L’Autorité de la Concurrence vient de rendre son avis, « relatif à la situation concurrentielle dans le secteur de la distribution alimentaire à Paris », qui confirme la pertinence de sa saisine par la Ville de Paris en février 2011.
Selon l’Autorité de la Concurrence, le groupe « Casino occupe à Paris intra-muros, un poids prépondérant, de 61,7 % en part de surfaces de vente et de 54 à 66 % en part de chiffre d’affaires » et « (les) niveaux de marge – pratiqués par ce groupe – rendraient possible une diminution des prix si la concurrence était plus intense ».
Comme l’Autorité de la Concurrence, la Ville de Paris regrette, face à ce constat sévère et argumenté, le manque de moyens des collectivités locales pour agir face à cette situation préjudiciable à la diversité commerciale, au libre choix et au pouvoir d’achat des Parisiens. La loi dite de modernisation de l’économie n’a en rien permis une amélioration de la situation concurrentielle.
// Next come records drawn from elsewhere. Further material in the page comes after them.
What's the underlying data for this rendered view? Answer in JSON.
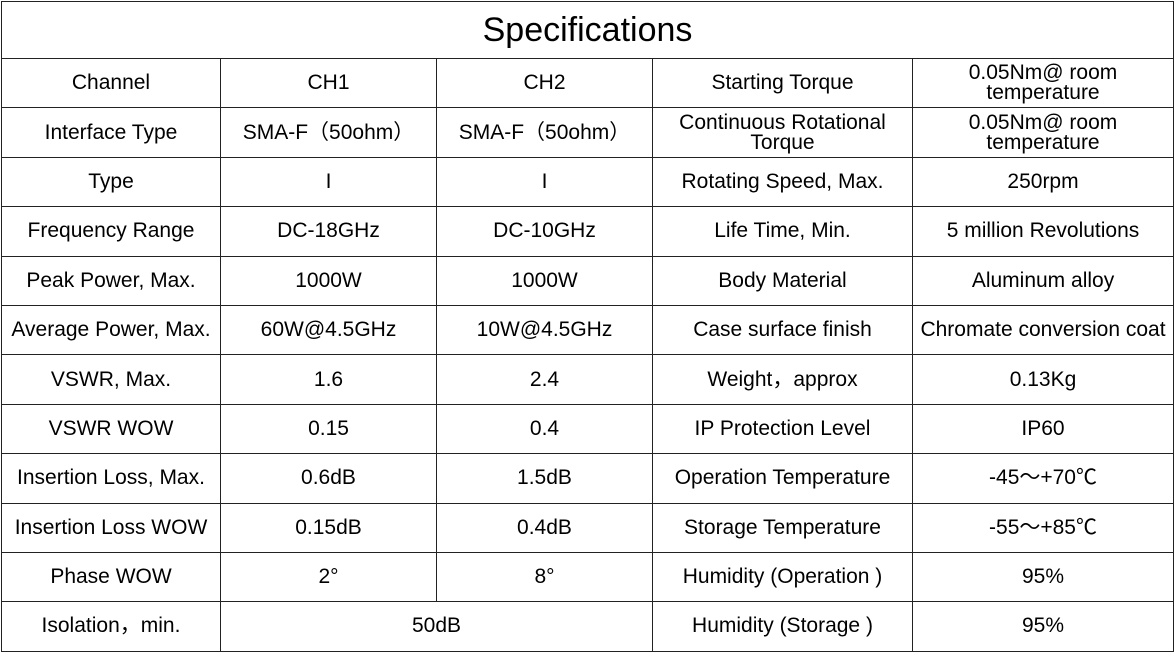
{
  "table": {
    "title": "Specifications",
    "rows": [
      [
        "Channel",
        "CH1",
        "CH2",
        "Starting Torque",
        "0.05Nm@ room temperature"
      ],
      [
        "Interface Type",
        "SMA-F（50ohm）",
        "SMA-F（50ohm）",
        "Continuous Rotational Torque",
        "0.05Nm@ room temperature"
      ],
      [
        "Type",
        "I",
        "I",
        "Rotating Speed, Max.",
        "250rpm"
      ],
      [
        "Frequency Range",
        "DC-18GHz",
        "DC-10GHz",
        "Life Time, Min.",
        "5 million Revolutions"
      ],
      [
        "Peak Power, Max.",
        "1000W",
        "1000W",
        "Body Material",
        "Aluminum alloy"
      ],
      [
        "Average Power, Max.",
        "60W@4.5GHz",
        "10W@4.5GHz",
        "Case surface finish",
        "Chromate conversion coat"
      ],
      [
        "VSWR, Max.",
        "1.6",
        "2.4",
        "Weight，approx",
        "0.13Kg"
      ],
      [
        "VSWR WOW",
        "0.15",
        "0.4",
        "IP Protection Level",
        "IP60"
      ],
      [
        "Insertion Loss, Max.",
        "0.6dB",
        "1.5dB",
        "Operation Temperature",
        "-45～+70℃"
      ],
      [
        "Insertion Loss WOW",
        "0.15dB",
        "0.4dB",
        "Storage Temperature",
        "-55～+85℃"
      ],
      [
        "Phase WOW",
        "2°",
        "8°",
        "Humidity (Operation )",
        "95%"
      ],
      [
        "Isolation，min.",
        "50dB",
        "Humidity (Storage )",
        "95%"
      ]
    ]
  }
}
Depuis 2001, la Ville de Paris s’attache à défendre la diversité commerciale, qui participe d’une certaine culture urbaine et d’une concurrence saine, permettant au consommateur parisien de choisir les commerces dans lesquels il souhaite s’approvisionner. Développer les marchés alimentaires parisiens, lutter pour maintenir le commerce et l’artisanat dans plusieurs rues parisiennes grâce au PLU, acquérir des locaux pour y installer des commerces de proximité via l’action de la Semaest, Société d’économie mixte de la ville, sont autant de moyens pour permettre au consommateur de diversifier ses sources d’approvisionnement, et de comparer les produits et les prix.
La Ville de Paris souhaite donc qu’une loi soit votée dès la prochaine législature pour renforcer les pouvoirs de l’Autorité de la Concurrence, et lui donner les moyens, à travers l’injonction structurelle, d’obliger l’acteur économique en situation de position dominante à céder une partie de ses actifs, et ainsi pouvoir réinsuffler un juste équilibre concurrentiel.
L’Autorité de la concurrence a pointé la position dominante de Casino à Paris, ce dernier conteste.
La réaction de Casino en dit long. Le groupe de Jean-Charles Naouri conteste les accusations de position dominante que, selon l’Autorité de la concurrence, il occupe à Paris. « La part de marché de Casino à Paris, cumulée à celle de Monoprix, n’excède pas 38,5%, selon trois études », assure-t-il.
L’avis rendu fait débat. Son assiette d’analyse est contestée. Car les commerces de bouche et les enseignes spécialisées (dont Picard) en sont écartés. « La valeur de marché de 3,7 milliards d’euros retenue n’est pas représentative de la consommation alimentaire des parisiens », conclut Casino, en estimant ce marché à 6 milliards d’euros. Le groupe indique y réaliser 2,3 milliards d’euros, en y incluant 100 % des ventes de Monoprix.
Par ailleurs, l’Autorité de la concurrence pointe la position dominante de Casino, sans établir qu’il pratique des prix abusifs. Cet avis risque cependant d’écorner l’image de ses enseignes. « C’est un obstacle à la concurrence », dénonce l’Autorité. Dans la foulée, UFC avance un chiffre : le préjudice subi par les ménages parisiens serait de « plus de 400 euros ». Ces évaluations sont du pain bénit pour Intermarché « prêt à contrer Casino dans Paris ». Le groupement des Mousquetaires espère obtenir de la Ville de Paris de l’aide pour ouvrir des supermarchés au pied des immeubles de bailleurs sociaux.
Casino s’inquiète probablement aussi de la portée de cet avis lors de l’exercice éventuel de son option de rachat des 50% de Monoprix. Il lui en coûterait 1,2 à 1,4 milliard d’euros. L’Autorité de la concurrence jure qu’alors elle analysera « très précisément » cette prise de contrôle à 100 %. Mieux : elle plaide pour que les conditions de son droit d’injonction soient assouplies. « Lors du constat d’un marché trop concentré, l’Autorité doit pouvoir imposer la cession de magasins à de nouveaux entrants. Cet outil rebrasserait les cartes », notent les juges. La Ville de Paris approuve. D’ici là, l’expansion de Monoprix dans Paris risque de se heurter au veto municipal.